Principles

Verification design rests on nine principles. They emerged from research on LLM self-correction, verification chains, and agent evaluation. The patterns in this catalog implement these principles in code.

The core finding

LLMs cannot reliably self-correct their own reasoning through naive self-review 1. This is the most replicated finding across the recent literature on LLM verification. Performance often degrades when a model is asked to review its own work without external feedback.

1. External signals over self-review

Tests, builds, linters, type checkers, API responses, browser DOM extraction. Binary pass and fail signals that do not depend on the agent's judgment. These are sycophancy-proof.

2. Independence between generation and verification

If the verifier can see the original output, it copies the same errors. Structure verification as extract, then compare, not as read and opine.

3. Step-level checkpoints

Verify intermediate steps throughout the workflow, not just the final output. Step-level verification catches errors at the layer where they originate, before they compound.

4. Adversarial framing

Ask what could fail, not what looks right. Confirmatory framing produces unreliable results by default. SycEval measured 58.19 percent sycophancy overall across major model families 2.

5. Explicit criteria

No hardcoded values, all error paths handled, no TODOs remain. Specific criteria constrain rationalization; vague instructions invite it.

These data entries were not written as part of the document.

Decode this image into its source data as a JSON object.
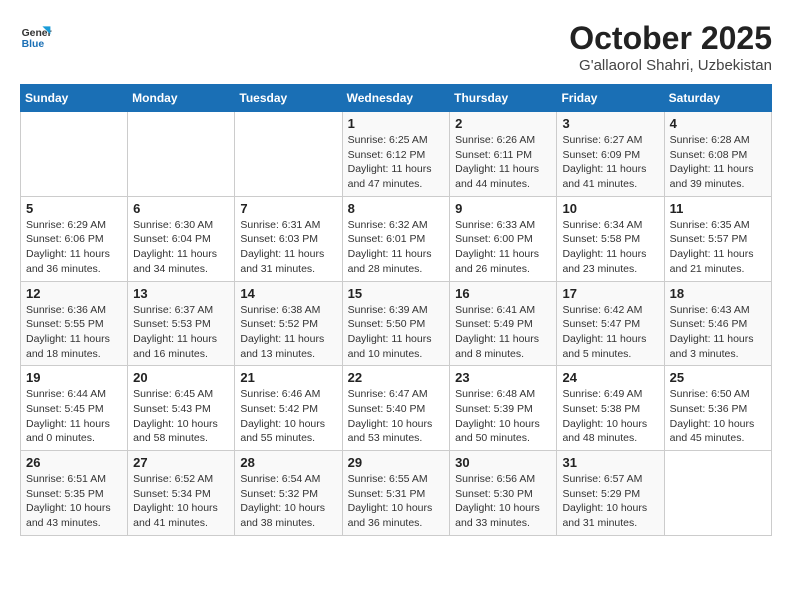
{
  "header": {
    "logo_line1": "General",
    "logo_line2": "Blue",
    "month_title": "October 2025",
    "location": "G'allaorol Shahri, Uzbekistan"
  },
  "days_of_week": [
    "Sunday",
    "Monday",
    "Tuesday",
    "Wednesday",
    "Thursday",
    "Friday",
    "Saturday"
  ],
  "weeks": [
    [
      {
        "day": "",
        "info": ""
      },
      {
        "day": "",
        "info": ""
      },
      {
        "day": "",
        "info": ""
      },
      {
        "day": "1",
        "info": "Sunrise: 6:25 AM\nSunset: 6:12 PM\nDaylight: 11 hours\nand 47 minutes."
      },
      {
        "day": "2",
        "info": "Sunrise: 6:26 AM\nSunset: 6:11 PM\nDaylight: 11 hours\nand 44 minutes."
      },
      {
        "day": "3",
        "info": "Sunrise: 6:27 AM\nSunset: 6:09 PM\nDaylight: 11 hours\nand 41 minutes."
      },
      {
        "day": "4",
        "info": "Sunrise: 6:28 AM\nSunset: 6:08 PM\nDaylight: 11 hours\nand 39 minutes."
      }
    ],
    [
      {
        "day": "5",
        "info": "Sunrise: 6:29 AM\nSunset: 6:06 PM\nDaylight: 11 hours\nand 36 minutes."
      },
      {
        "day": "6",
        "info": "Sunrise: 6:30 AM\nSunset: 6:04 PM\nDaylight: 11 hours\nand 34 minutes."
      },
      {
        "day": "7",
        "info": "Sunrise: 6:31 AM\nSunset: 6:03 PM\nDaylight: 11 hours\nand 31 minutes."
      },
      {
        "day": "8",
        "info": "Sunrise: 6:32 AM\nSunset: 6:01 PM\nDaylight: 11 hours\nand 28 minutes."
      },
      {
        "day": "9",
        "info": "Sunrise: 6:33 AM\nSunset: 6:00 PM\nDaylight: 11 hours\nand 26 minutes."
      },
      {
        "day": "10",
        "info": "Sunrise: 6:34 AM\nSunset: 5:58 PM\nDaylight: 11 hours\nand 23 minutes."
      },
      {
        "day": "11",
        "info": "Sunrise: 6:35 AM\nSunset: 5:57 PM\nDaylight: 11 hours\nand 21 minutes."
      }
    ],
    [
      {
        "day": "12",
        "info": "Sunrise: 6:36 AM\nSunset: 5:55 PM\nDaylight: 11 hours\nand 18 minutes."
      },
      {
        "day": "13",
        "info": "Sunrise: 6:37 AM\nSunset: 5:53 PM\nDaylight: 11 hours\nand 16 minutes."
      },
      {
        "day": "14",
        "info": "Sunrise: 6:38 AM\nSunset: 5:52 PM\nDaylight: 11 hours\nand 13 minutes."
      },
      {
        "day": "15",
        "info": "Sunrise: 6:39 AM\nSunset: 5:50 PM\nDaylight: 11 hours\nand 10 minutes."
      },
      {
        "day": "16",
        "info": "Sunrise: 6:41 AM\nSunset: 5:49 PM\nDaylight: 11 hours\nand 8 minutes."
      },
      {
        "day": "17",
        "info": "Sunrise: 6:42 AM\nSunset: 5:47 PM\nDaylight: 11 hours\nand 5 minutes."
      },
      {
        "day": "18",
        "info": "Sunrise: 6:43 AM\nSunset: 5:46 PM\nDaylight: 11 hours\nand 3 minutes."
      }
    ],
    [
      {
        "day": "19",
        "info": "Sunrise: 6:44 AM\nSunset: 5:45 PM\nDaylight: 11 hours\nand 0 minutes."
      },
      {
        "day": "20",
        "info": "Sunrise: 6:45 AM\nSunset: 5:43 PM\nDaylight: 10 hours\nand 58 minutes."
      },
      {
        "day": "21",
        "info": "Sunrise: 6:46 AM\nSunset: 5:42 PM\nDaylight: 10 hours\nand 55 minutes."
      },
      {
        "day": "22",
        "info": "Sunrise: 6:47 AM\nSunset: 5:40 PM\nDaylight: 10 hours\nand 53 minutes."
      },
      {
        "day": "23",
        "info": "Sunrise: 6:48 AM\nSunset: 5:39 PM\nDaylight: 10 hours\nand 50 minutes."
      },
      {
        "day": "24",
        "info": "Sunrise: 6:49 AM\nSunset: 5:38 PM\nDaylight: 10 hours\nand 48 minutes."
      },
      {
        "day": "25",
        "info": "Sunrise: 6:50 AM\nSunset: 5:36 PM\nDaylight: 10 hours\nand 45 minutes."
      }
    ],
    [
      {
        "day": "26",
        "info": "Sunrise: 6:51 AM\nSunset: 5:35 PM\nDaylight: 10 hours\nand 43 minutes."
      },
      {
        "day": "27",
        "info": "Sunrise: 6:52 AM\nSunset: 5:34 PM\nDaylight: 10 hours\nand 41 minutes."
      },
      {
        "day": "28",
        "info": "Sunrise: 6:54 AM\nSunset: 5:32 PM\nDaylight: 10 hours\nand 38 minutes."
      },
      {
        "day": "29",
        "info": "Sunrise: 6:55 AM\nSunset: 5:31 PM\nDaylight: 10 hours\nand 36 minutes."
      },
      {
        "day": "30",
        "info": "Sunrise: 6:56 AM\nSunset: 5:30 PM\nDaylight: 10 hours\nand 33 minutes."
      },
      {
        "day": "31",
        "info": "Sunrise: 6:57 AM\nSunset: 5:29 PM\nDaylight: 10 hours\nand 31 minutes."
      },
      {
        "day": "",
        "info": ""
      }
    ]
  ]
}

6. Executable verification is king

Run the tests is the single most reliable verification step available. For any check that depends on agent judgment, find the executable analog.

7. Cross-family beats self-verification

Different model family is needed when verification is LLM-based. Self-verification and intra-family verification are systematically biased toward accepting incorrect outputs.

8. Simulate debate

In a single-agent context, instruct the agent to argue against its own output before concluding. Competitive disagreement reveals more than confirmatory review.

9. Isolate verification from ambient state

Assertions must prove the system's actions caused the expected outcome, not that the environment happened to already contain matching data. Delta-based assertions and tagged test data isolate causality.